Из участка вышел офицер Бруни, вывел бледную, но решительную Золли. За ними показались господин Арно и Бастиан, и полицмейстер решил сразу же пойти в атаку.
— Тих-ха-а! — рыкнул он так, что некоторые благородные господа невольно присели. Клер Эвглен даже постучала пальцами по виску. Полицмейстер умел произвести нужное впечатление. — Прекратить базар! Немедля!
Убедившись, что его слушают, господин Арно продолжал уже спокойнее:
— Все маячки должны быть установлены! Это поможет нам отследить и спасти девушку, если убийства еще будут! Люди, это же ваши дети. Это для их спасения. Неужели вы этого не понимаете?
Геверин сжал губы в нитку.
— Вы уже не спасли одну мою дочь, — практически выплюнул он. Альдин испуганно сжала отцовскую руку; Геверин выглядел так, словно наконец-то нашел тех, кто виноват во всех его бедах, и теперь не собирался давать им спуску. — А теперь я должен дать вам изувечить вторую?
— Не изувечить, — тон Бастиана был таким, что некоторые родители, которые хотели было отправляться с дочерями домой, передумали уезжать. — Золли, покажите ладонь, пожалуйста.
Золли продемонстрировала всем свою пухлую ладошку и звонко заявила:
— Уже совсем не больно! Это как прививка!

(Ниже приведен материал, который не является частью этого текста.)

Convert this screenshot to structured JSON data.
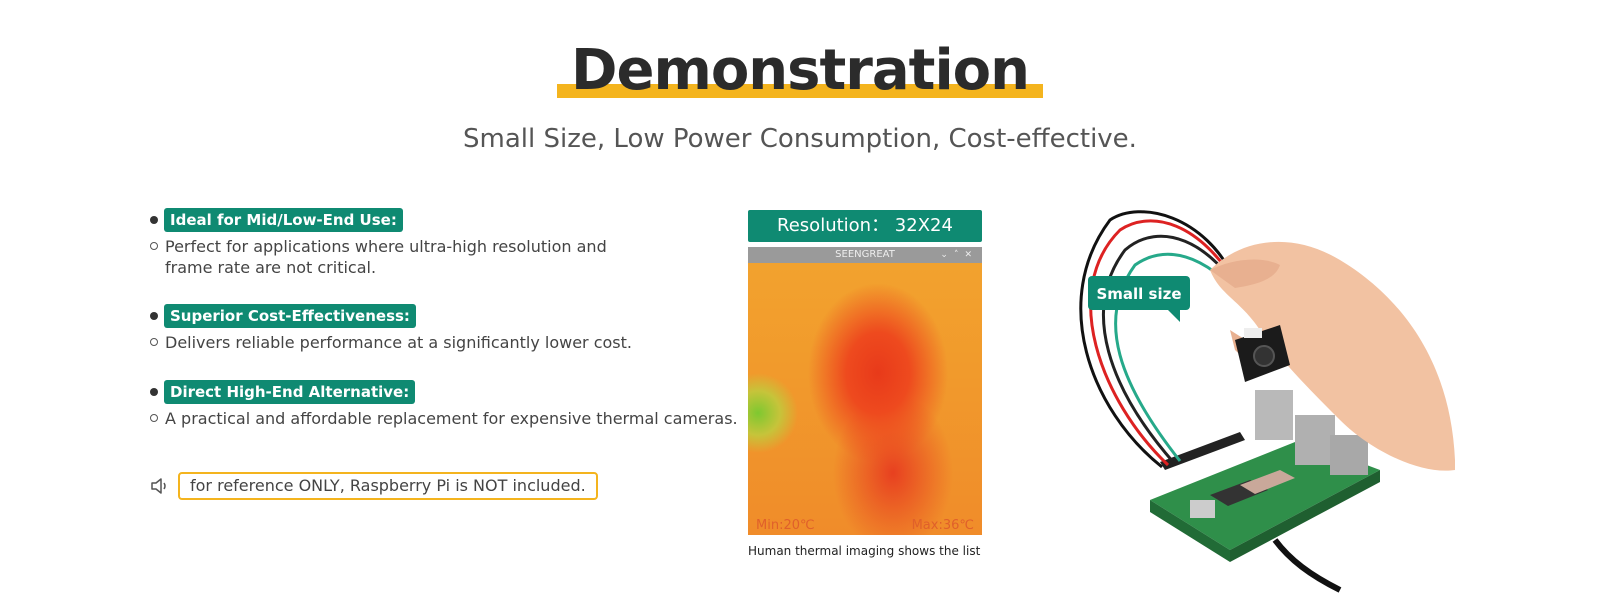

— Вот именно, — кивнул Бастиан и добавил, глядя над головой Геверина: — Если бы вы соблюдали карантин для девушек, было бы гораздо проще. В такие времена надо сидеть дома под охраной слуг, а они разгуливают, где хотят. И наш убийца ходит себе, как лиса в курятнике, выбирает добычу послаще.
Геверин вскинул голову. Аделин вспомнила, как отец говорил, будто бы ему, в общем-то, безразличны дети. Восемь дочерей, три сына, и это только законные. А вот то, что кто-то осмеливался диктовать ему, как поступать, задевало его очень глубоко.
— Я дворянин, — гордо произнес он. — И вы… — он сделал паузу и посмотрел на Бастиана с таким презрением, словно тот был нищим из канавы, задумавшим учить его добродетелям. — Вы не засадите меня под замок, и никто не засадит. Я — свободный человек!
Аделин заметила, как остальные собравшиеся закивали, соглашаясь. Да, ни один дворянин и ни одна дворянка не запрут себя дома летом, когда светит солнце, в магазинах новые товары, а шкафы ломятся от платьев, которыми еще не вызвали разлитие желчи у соседей. Приказывать им может только лично ее величество, но королевы сейчас здесь не было. Бастиан перевел взгляд на Альдин, которая по-прежнему жалась к отцу, и сказал:
— И он заберет эту невинную овечку. Зачарует, она сама сядет в его экипаж, и он вывезет ее в свое логово. Потом надругается над ней. Всесторонне, как ему только захочется. Потом зарежет, как свинью, и выбросит тело. Подбросит на городскую площадь, чтобы горе и позор вашей семьи увидели все.
Юная Хасин, единственная дочь Али Эмина, торговца пряностями, который купил дворянский титул год назад, вздохнула и без чувств опустилась на руки родителя. Золли смотрела с торжеством и еще раз показала всем ладошку: вот, видали? Случись что, лиходея поймают, а меня вырвут из его грязных лап!